While this transition has not been so problematic for the more affluent middle and upper classes, lower income families continue to struggle. Research conducted by the University of Toronto shows that transport poverty combined with low socio-economic status together create a vicious cycle whereby poorer families are forced to live further away from amenities, public transport, and better-paying job opportunities, which in turn exacerbates their poverty. And while several (older) metropolises like New York, Washington and Chicago, have invested in rapid transit systems in an attempt to provide more transportation options for their residents, the majority of Americans remain reliant on car ownership to get around.

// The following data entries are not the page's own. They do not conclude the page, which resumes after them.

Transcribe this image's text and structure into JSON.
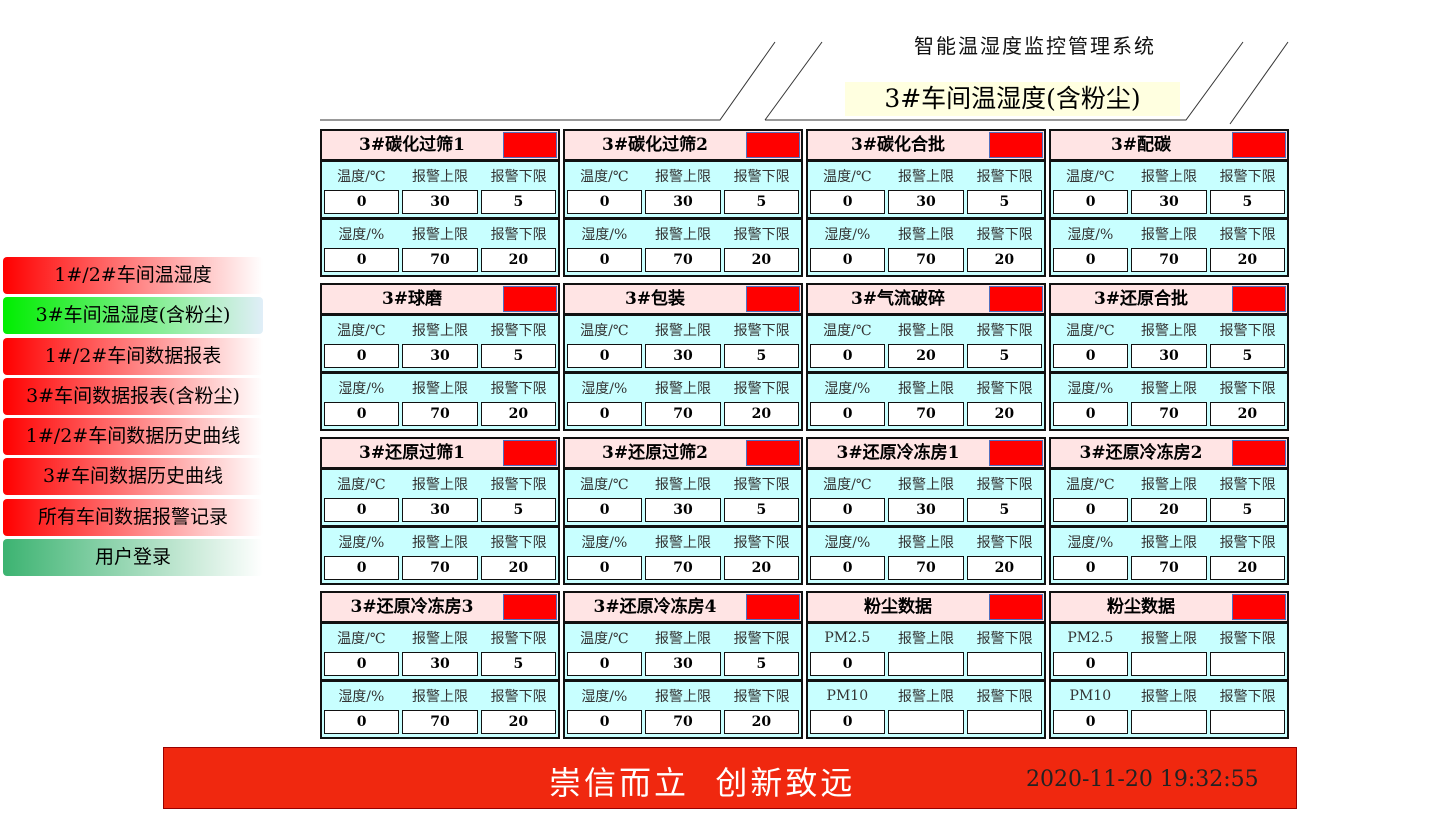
{
  "header": {
    "system_title": "智能温湿度监控管理系统",
    "page_title": "3#车间温湿度(含粉尘)"
  },
  "nav": [
    {
      "label": "1#/2#车间温湿度",
      "state": "normal"
    },
    {
      "label": "3#车间温湿度(含粉尘)",
      "state": "active"
    },
    {
      "label": "1#/2#车间数据报表",
      "state": "normal"
    },
    {
      "label": "3#车间数据报表(含粉尘)",
      "state": "normal"
    },
    {
      "label": "1#/2#车间数据历史曲线",
      "state": "normal"
    },
    {
      "label": "3#车间数据历史曲线",
      "state": "normal"
    },
    {
      "label": "所有车间数据报警记录",
      "state": "normal"
    },
    {
      "label": "用户登录",
      "state": "login"
    }
  ],
  "colors": {
    "alarm": "#ff0000",
    "card_bg": "#c8ffff",
    "header_bg": "#ffe4e4",
    "footer": "#f0280f"
  },
  "cards": [
    {
      "title": "3#碳化过筛1",
      "s1": [
        "温度/℃",
        "报警上限",
        "报警下限"
      ],
      "v1": [
        "0",
        "30",
        "5"
      ],
      "s2": [
        "湿度/%",
        "报警上限",
        "报警下限"
      ],
      "v2": [
        "0",
        "70",
        "20"
      ]
    },
    {
      "title": "3#碳化过筛2",
      "s1": [
        "温度/℃",
        "报警上限",
        "报警下限"
      ],
      "v1": [
        "0",
        "30",
        "5"
      ],
      "s2": [
        "湿度/%",
        "报警上限",
        "报警下限"
      ],
      "v2": [
        "0",
        "70",
        "20"
      ]
    },
    {
      "title": "3#碳化合批",
      "s1": [
        "温度/℃",
        "报警上限",
        "报警下限"
      ],
      "v1": [
        "0",
        "30",
        "5"
      ],
      "s2": [
        "湿度/%",
        "报警上限",
        "报警下限"
      ],
      "v2": [
        "0",
        "70",
        "20"
      ]
    },
    {
      "title": "3#配碳",
      "s1": [
        "温度/℃",
        "报警上限",
        "报警下限"
      ],
      "v1": [
        "0",
        "30",
        "5"
      ],
      "s2": [
        "湿度/%",
        "报警上限",
        "报警下限"
      ],
      "v2": [
        "0",
        "70",
        "20"
      ]
    },
    {
      "title": "3#球磨",
      "s1": [
        "温度/℃",
        "报警上限",
        "报警下限"
      ],
      "v1": [
        "0",
        "30",
        "5"
      ],
      "s2": [
        "湿度/%",
        "报警上限",
        "报警下限"
      ],
      "v2": [
        "0",
        "70",
        "20"
      ]
    },
    {
      "title": "3#包装",
      "s1": [
        "温度/℃",
        "报警上限",
        "报警下限"
      ],
      "v1": [
        "0",
        "30",
        "5"
      ],
      "s2": [
        "湿度/%",
        "报警上限",
        "报警下限"
      ],
      "v2": [
        "0",
        "70",
        "20"
      ]
    },
    {
      "title": "3#气流破碎",
      "s1": [
        "温度/℃",
        "报警上限",
        "报警下限"
      ],
      "v1": [
        "0",
        "20",
        "5"
      ],
      "s2": [
        "湿度/%",
        "报警上限",
        "报警下限"
      ],
      "v2": [
        "0",
        "70",
        "20"
      ]
    },
    {
      "title": "3#还原合批",
      "s1": [
        "温度/℃",
        "报警上限",
        "报警下限"
      ],
      "v1": [
        "0",
        "30",
        "5"
      ],
      "s2": [
        "湿度/%",
        "报警上限",
        "报警下限"
      ],
      "v2": [
        "0",
        "70",
        "20"
      ]
    },
    {
      "title": "3#还原过筛1",
      "s1": [
        "温度/℃",
        "报警上限",
        "报警下限"
      ],
      "v1": [
        "0",
        "30",
        "5"
      ],
      "s2": [
        "湿度/%",
        "报警上限",
        "报警下限"
      ],
      "v2": [
        "0",
        "70",
        "20"
      ]
    },
    {
      "title": "3#还原过筛2",
      "s1": [
        "温度/℃",
        "报警上限",
        "报警下限"
      ],
      "v1": [
        "0",
        "30",
        "5"
      ],
      "s2": [
        "湿度/%",
        "报警上限",
        "报警下限"
      ],
      "v2": [
        "0",
        "70",
        "20"
      ]
    },
    {
      "title": "3#还原冷冻房1",
      "s1": [
        "温度/℃",
        "报警上限",
        "报警下限"
      ],
      "v1": [
        "0",
        "30",
        "5"
      ],
      "s2": [
        "湿度/%",
        "报警上限",
        "报警下限"
      ],
      "v2": [
        "0",
        "70",
        "20"
      ]
    },
    {
      "title": "3#还原冷冻房2",
      "s1": [
        "温度/℃",
        "报警上限",
        "报警下限"
      ],
      "v1": [
        "0",
        "20",
        "5"
      ],
      "s2": [
        "湿度/%",
        "报警上限",
        "报警下限"
      ],
      "v2": [
        "0",
        "70",
        "20"
      ]
    },
    {
      "title": "3#还原冷冻房3",
      "s1": [
        "温度/℃",
        "报警上限",
        "报警下限"
      ],
      "v1": [
        "0",
        "30",
        "5"
      ],
      "s2": [
        "湿度/%",
        "报警上限",
        "报警下限"
      ],
      "v2": [
        "0",
        "70",
        "20"
      ]
    },
    {
      "title": "3#还原冷冻房4",
      "s1": [
        "温度/℃",
        "报警上限",
        "报警下限"
      ],
      "v1": [
        "0",
        "30",
        "5"
      ],
      "s2": [
        "湿度/%",
        "报警上限",
        "报警下限"
      ],
      "v2": [
        "0",
        "70",
        "20"
      ]
    },
    {
      "title": "粉尘数据",
      "s1": [
        "PM2.5",
        "报警上限",
        "报警下限"
      ],
      "v1": [
        "0",
        "",
        ""
      ],
      "s2": [
        "PM10",
        "报警上限",
        "报警下限"
      ],
      "v2": [
        "0",
        "",
        ""
      ]
    },
    {
      "title": "粉尘数据",
      "s1": [
        "PM2.5",
        "报警上限",
        "报警下限"
      ],
      "v1": [
        "0",
        "",
        ""
      ],
      "s2": [
        "PM10",
        "报警上限",
        "报警下限"
      ],
      "v2": [
        "0",
        "",
        ""
      ]
    }
  ],
  "footer": {
    "slogan": "崇信而立  创新致远",
    "datetime": "2020-11-20 19:32:55"
  }
}
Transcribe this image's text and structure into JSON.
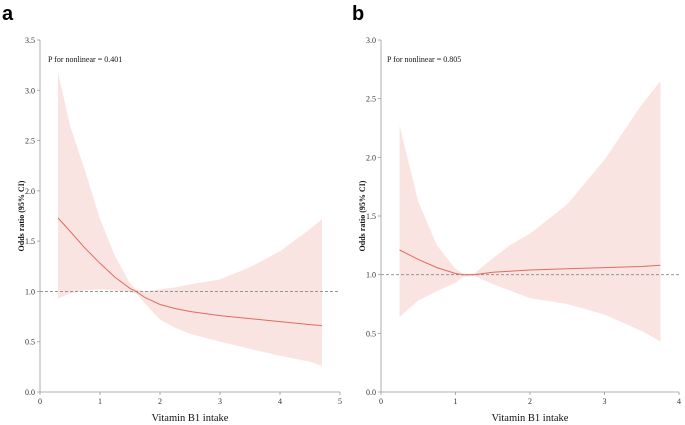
{
  "colors": {
    "band": "#f9e4e1",
    "line": "#e26a62",
    "ref": "#888888",
    "axis": "#999999"
  },
  "chart_data": [
    {
      "panel": "a",
      "type": "line",
      "title": "",
      "xlabel": "Vitamin B1 intake",
      "ylabel": "Odds ratio (95% CI)",
      "annotation": "P for nonlinear = 0.401",
      "xlim": [
        0,
        5
      ],
      "ylim": [
        0,
        3.5
      ],
      "xticks": [
        0,
        1,
        2,
        3,
        4,
        5
      ],
      "yticks": [
        "0.0",
        "0.5",
        "1.0",
        "1.5",
        "2.0",
        "2.5",
        "3.0",
        "3.5"
      ],
      "reference_line": 1.0,
      "x": [
        0.3,
        0.5,
        0.75,
        1.0,
        1.25,
        1.5,
        1.6,
        1.75,
        2.0,
        2.25,
        2.5,
        3.0,
        3.5,
        4.0,
        4.5,
        4.7
      ],
      "estimate": [
        1.73,
        1.6,
        1.43,
        1.28,
        1.14,
        1.03,
        1.0,
        0.94,
        0.87,
        0.83,
        0.8,
        0.76,
        0.73,
        0.7,
        0.67,
        0.66
      ],
      "lower": [
        0.93,
        0.98,
        1.01,
        1.02,
        1.01,
        0.99,
        0.98,
        0.88,
        0.72,
        0.64,
        0.58,
        0.5,
        0.43,
        0.36,
        0.3,
        0.26
      ],
      "upper": [
        3.18,
        2.65,
        2.2,
        1.72,
        1.35,
        1.08,
        1.02,
        1.0,
        1.02,
        1.04,
        1.07,
        1.12,
        1.24,
        1.4,
        1.62,
        1.72
      ]
    },
    {
      "panel": "b",
      "type": "line",
      "title": "",
      "xlabel": "Vitamin B1 intake",
      "ylabel": "Odds ratio (95% CI)",
      "annotation": "P for nonlinear = 0.805",
      "xlim": [
        0,
        4
      ],
      "ylim": [
        0,
        3.0
      ],
      "xticks": [
        0,
        1,
        2,
        3,
        4
      ],
      "yticks": [
        "0.0",
        "0.5",
        "1.0",
        "1.5",
        "2.0",
        "2.5",
        "3.0"
      ],
      "reference_line": 1.0,
      "x": [
        0.25,
        0.5,
        0.75,
        1.0,
        1.1,
        1.25,
        1.5,
        1.75,
        2.0,
        2.5,
        3.0,
        3.5,
        3.75
      ],
      "estimate": [
        1.21,
        1.13,
        1.06,
        1.01,
        1.0,
        1.0,
        1.02,
        1.03,
        1.04,
        1.05,
        1.06,
        1.07,
        1.08
      ],
      "lower": [
        0.64,
        0.78,
        0.86,
        0.93,
        0.98,
        0.99,
        0.92,
        0.86,
        0.8,
        0.75,
        0.66,
        0.52,
        0.43
      ],
      "upper": [
        2.27,
        1.62,
        1.25,
        1.05,
        1.01,
        1.01,
        1.14,
        1.26,
        1.35,
        1.6,
        1.98,
        2.45,
        2.65
      ]
    }
  ]
}
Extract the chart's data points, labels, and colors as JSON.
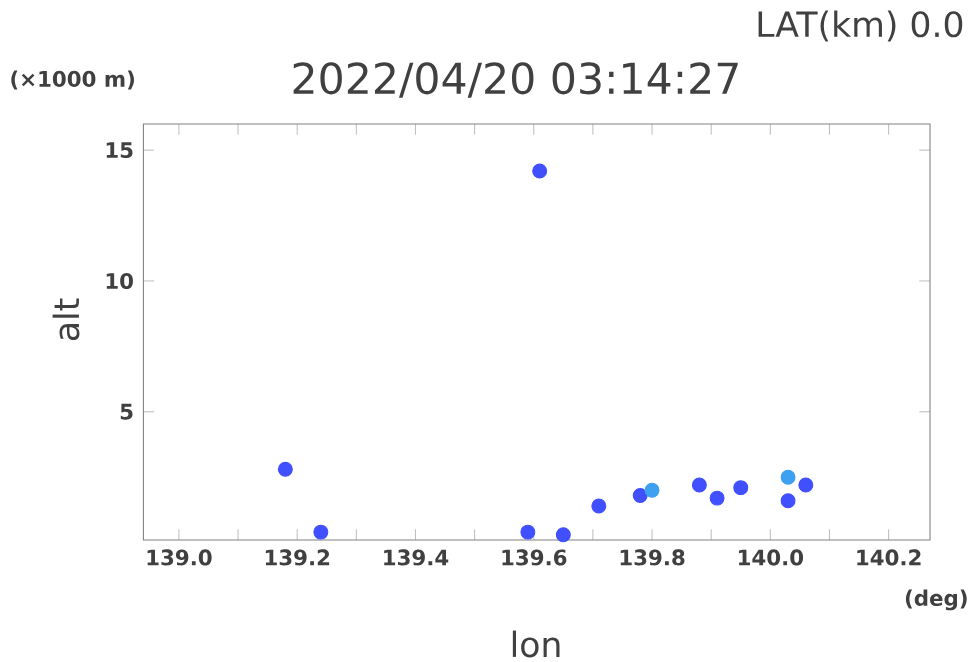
{
  "chart_data": {
    "type": "scatter",
    "title": "2022/04/20 03:14:27",
    "subtitle": "LAT(km) 0.0",
    "xlabel": "lon",
    "ylabel": "alt",
    "annotations": [
      "(×1000 m)",
      "(deg)"
    ],
    "xlim": [
      138.94,
      140.27
    ],
    "ylim": [
      0.1,
      16
    ],
    "xticks": [
      {
        "value": 139.0,
        "label": "139.0"
      },
      {
        "value": 139.1,
        "label": null
      },
      139.2,
      {
        "value": 139.3,
        "label": null
      },
      139.4,
      {
        "value": 139.5,
        "label": null
      },
      139.6,
      {
        "value": 139.7,
        "label": null
      },
      139.8,
      {
        "value": 139.9,
        "label": null
      },
      {
        "value": 140.0,
        "label": "140.0"
      },
      {
        "value": 140.1,
        "label": null
      },
      140.2
    ],
    "yticks": [
      5,
      10,
      15
    ],
    "grid": false,
    "marker": "circle",
    "series": [
      {
        "color": "#4050ff",
        "x": [
          139.18,
          139.61,
          139.24,
          139.59,
          139.65,
          139.71,
          139.78,
          139.88,
          139.91,
          139.95,
          140.03,
          140.06
        ],
        "values": [
          2.8,
          14.2,
          0.4,
          0.4,
          0.3,
          1.4,
          1.8,
          2.2,
          1.7,
          2.1,
          1.6,
          2.2
        ]
      },
      {
        "color": "#3da0f0",
        "x": [
          139.8,
          140.03
        ],
        "values": [
          2.0,
          2.5
        ]
      }
    ]
  }
}
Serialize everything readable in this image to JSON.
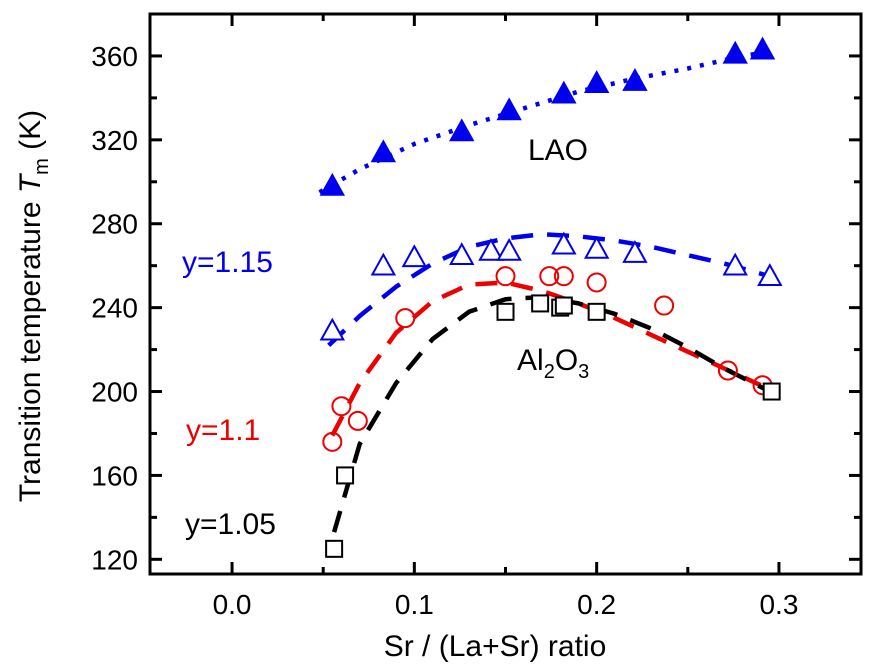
{
  "chart_data": {
    "type": "scatter",
    "xlabel": "Sr / (La+Sr) ratio",
    "ylabel": {
      "prefix": "Transition temperature ",
      "symbol": "T",
      "subscript": "m",
      "unit": " (K)"
    },
    "xlim": [
      -0.045,
      0.345
    ],
    "ylim": [
      113,
      380
    ],
    "x_ticks": [
      "0.0",
      "0.1",
      "0.2",
      "0.3"
    ],
    "x_tick_values": [
      0.0,
      0.1,
      0.2,
      0.3
    ],
    "y_ticks": [
      "120",
      "160",
      "200",
      "240",
      "280",
      "320",
      "360"
    ],
    "y_tick_values": [
      120,
      160,
      200,
      240,
      280,
      320,
      360
    ],
    "grid": false,
    "annotations": [
      {
        "id": "lao",
        "text": "LAO",
        "color": "#000000"
      },
      {
        "id": "al2o3",
        "parts": [
          "Al",
          "2",
          "O",
          "3"
        ],
        "color": "#000000"
      },
      {
        "id": "y115",
        "text": "y=1.15",
        "color": "#0000ee"
      },
      {
        "id": "y11",
        "text": "y=1.1",
        "color": "#ee0000"
      },
      {
        "id": "y105",
        "text": "y=1.05",
        "color": "#000000"
      }
    ],
    "series": [
      {
        "id": "lao",
        "marker": "triangle-filled",
        "color": "#0000ee",
        "x": [
          0.055,
          0.083,
          0.126,
          0.152,
          0.182,
          0.2,
          0.221,
          0.276,
          0.291
        ],
        "y": [
          298,
          314,
          324,
          334,
          342,
          347,
          348,
          361,
          363
        ],
        "fit": {
          "style": "dotted",
          "x": [
            0.048,
            0.07,
            0.1,
            0.13,
            0.16,
            0.19,
            0.22,
            0.25,
            0.28,
            0.295
          ],
          "y": [
            295,
            306,
            318,
            327,
            335,
            343,
            349,
            354,
            360,
            362
          ]
        }
      },
      {
        "id": "y115",
        "marker": "triangle-open",
        "color": "#0000ee",
        "x": [
          0.055,
          0.083,
          0.1,
          0.126,
          0.142,
          0.152,
          0.182,
          0.2,
          0.221,
          0.276,
          0.295
        ],
        "y": [
          229,
          260,
          264,
          265,
          267,
          267,
          270,
          268,
          266,
          260,
          255
        ],
        "fit": {
          "style": "dashed",
          "x": [
            0.053,
            0.07,
            0.09,
            0.11,
            0.13,
            0.15,
            0.17,
            0.19,
            0.21,
            0.23,
            0.25,
            0.27,
            0.295
          ],
          "y": [
            222,
            236,
            250,
            261,
            269,
            273,
            275,
            274,
            272,
            269,
            265,
            261,
            255
          ]
        }
      },
      {
        "id": "y11",
        "marker": "circle-open",
        "color": "#ee0000",
        "x": [
          0.055,
          0.06,
          0.069,
          0.095,
          0.15,
          0.174,
          0.182,
          0.2,
          0.237,
          0.272,
          0.291
        ],
        "y": [
          176,
          193,
          186,
          235,
          255,
          255,
          255,
          252,
          241,
          210,
          203
        ],
        "fit": {
          "style": "dashed",
          "x": [
            0.055,
            0.07,
            0.09,
            0.11,
            0.13,
            0.15,
            0.17,
            0.19,
            0.21,
            0.23,
            0.25,
            0.27,
            0.29
          ],
          "y": [
            179,
            204,
            228,
            243,
            251,
            252,
            248,
            242,
            235,
            227,
            219,
            211,
            203
          ]
        }
      },
      {
        "id": "y105",
        "marker": "square-open",
        "color": "#000000",
        "x": [
          0.056,
          0.062,
          0.15,
          0.169,
          0.18,
          0.182,
          0.2,
          0.296
        ],
        "y": [
          125,
          160,
          238,
          242,
          240,
          241,
          238,
          200
        ],
        "fit": {
          "style": "dashed",
          "x": [
            0.056,
            0.07,
            0.09,
            0.11,
            0.13,
            0.15,
            0.17,
            0.19,
            0.21,
            0.23,
            0.25,
            0.27,
            0.295
          ],
          "y": [
            133,
            175,
            204,
            225,
            238,
            244,
            245,
            242,
            237,
            230,
            221,
            211,
            200
          ]
        }
      }
    ]
  }
}
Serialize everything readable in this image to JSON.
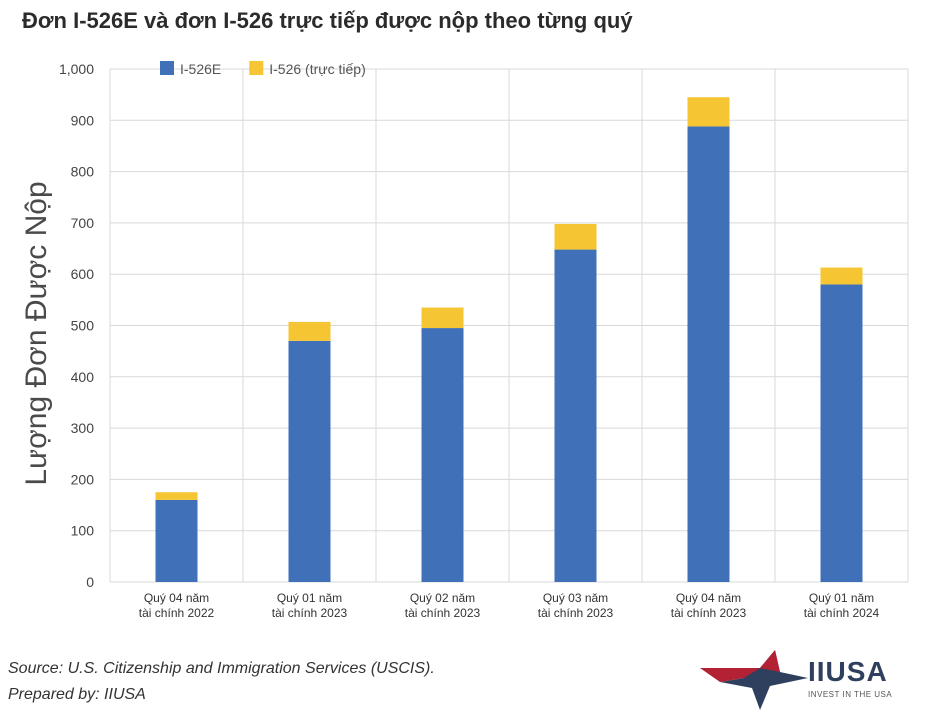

But, since the impact of the Covid pandemic – which say many city centres empty out – several European countries are having a rethink about what role cities play in our lives, and whether there is a different track that we can take. For instance, Sweden is demonstrating that even though cars provide a convenient form of transportation for many of us, it may be time to rethink our compulsion to design cities around the car. Several Swedish cities have started projects to reclaim spaces previously devoted to vehicles by converting parts of roads or parking areas into social spaces with benches and greenery. It is hoped that by discouraging car use in downtown areas and instead providing more space for people to sit and socialise closer to their apartments or offices, cities can become not only healthier, but more intimate.
Meanwhile, several British cities such as London, Bristol and Manchester, have announced plans for so-called low-traffic neighbourhoods by promoting cycling or walking instead of car journeys. In addition, it is hoped that plans to green up and pedestrianize town centres will also translate into more trade for local businesses, which have struggled in recent years due to the growth of e-commerce.
So, what can US cities learn from Europe?
For one, US cities could think about pedestrianizing Main Street. With a few notable exceptions such as Third Street Promenade in LA and Lincoln Road in Miami, the prioritisation of foot traffic over vehicle traffic has not gained traction. But cities in other countries that have pedestrianised their main streets have found that footfall has increased, shops have flourished, and the areas quickly became pleasurable destinations for both locals and tourists alike.
In addition, many US city centres are in fact business districts, which are dominated by skyscraper office buildings that sit empty on weekends. One strategy, especially with the rise of homeworking in the wake of Covid, would be to convert office buildings (or at least parts of them). One common solution is to transform office blocks into low-cost apartments. But other options could be to provide multi-use facilities with shops, cafes, kids’ play centres, libraries and even schools or universities.
Finally, US cities could make their downtowns more accessible by investing in a tramway or streetcar line to connect nearby districts and decrease reliance on cars. This has been successfully done in cities such as Portland, OR and Calgary, AB in Canada. In order to incentivise ridership, city councillors could think about making use of the line free in the downtown core, as well as creating strategically located park-and-ride car parks with free parking.